Regional Rail Hub : The town's growth was influenced by a period of rapid development of railroad transportation. Though only 9.5 square miles (25 km2) in area, the town became a major junction for both east-west and north-south rail lines, and developed into an important commercial center oriented towards the rail industry.
Military Roles : During the Civil War an army training camp, Camp Stevens, was located near the Nashua River. Camp Devens, which eventually became Fort Devens, was established in 1917, during World War I. The presence of thousands of military and civilian personnel on the base shifted Ayer's commercial development towards meeting their needs until Fort Devens was closed in 1996, but was reopened the next day as a reserve training area. It has since been reopened, although on a much smaller scale then the days when it was active.

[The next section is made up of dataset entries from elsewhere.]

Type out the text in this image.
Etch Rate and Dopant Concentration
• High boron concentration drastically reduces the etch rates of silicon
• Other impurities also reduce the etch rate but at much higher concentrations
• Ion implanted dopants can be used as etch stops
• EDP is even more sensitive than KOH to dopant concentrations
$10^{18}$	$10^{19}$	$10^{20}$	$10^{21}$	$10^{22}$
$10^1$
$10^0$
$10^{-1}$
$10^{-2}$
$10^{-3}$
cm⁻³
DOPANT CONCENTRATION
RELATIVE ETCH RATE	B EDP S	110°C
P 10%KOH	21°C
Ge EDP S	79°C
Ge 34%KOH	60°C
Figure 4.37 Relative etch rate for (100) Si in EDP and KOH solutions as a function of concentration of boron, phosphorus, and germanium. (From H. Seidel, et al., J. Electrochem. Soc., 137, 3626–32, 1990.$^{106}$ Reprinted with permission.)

Ski Jump : In 1935, the largest Nordic ski jump in North America was constructed at Pingry Hill near the Willows. A 700-foot-high wooden trestle build, the ski jump operated for a single winter season amid the hardships of Great Depression-era Ayer. Part of the structure was blown down by the wind in the summer of 1936 and it was never rebuilt. Some of the lumber was salvaged by local residents over the next few years. As of 2013, no trace of the massive structure remains.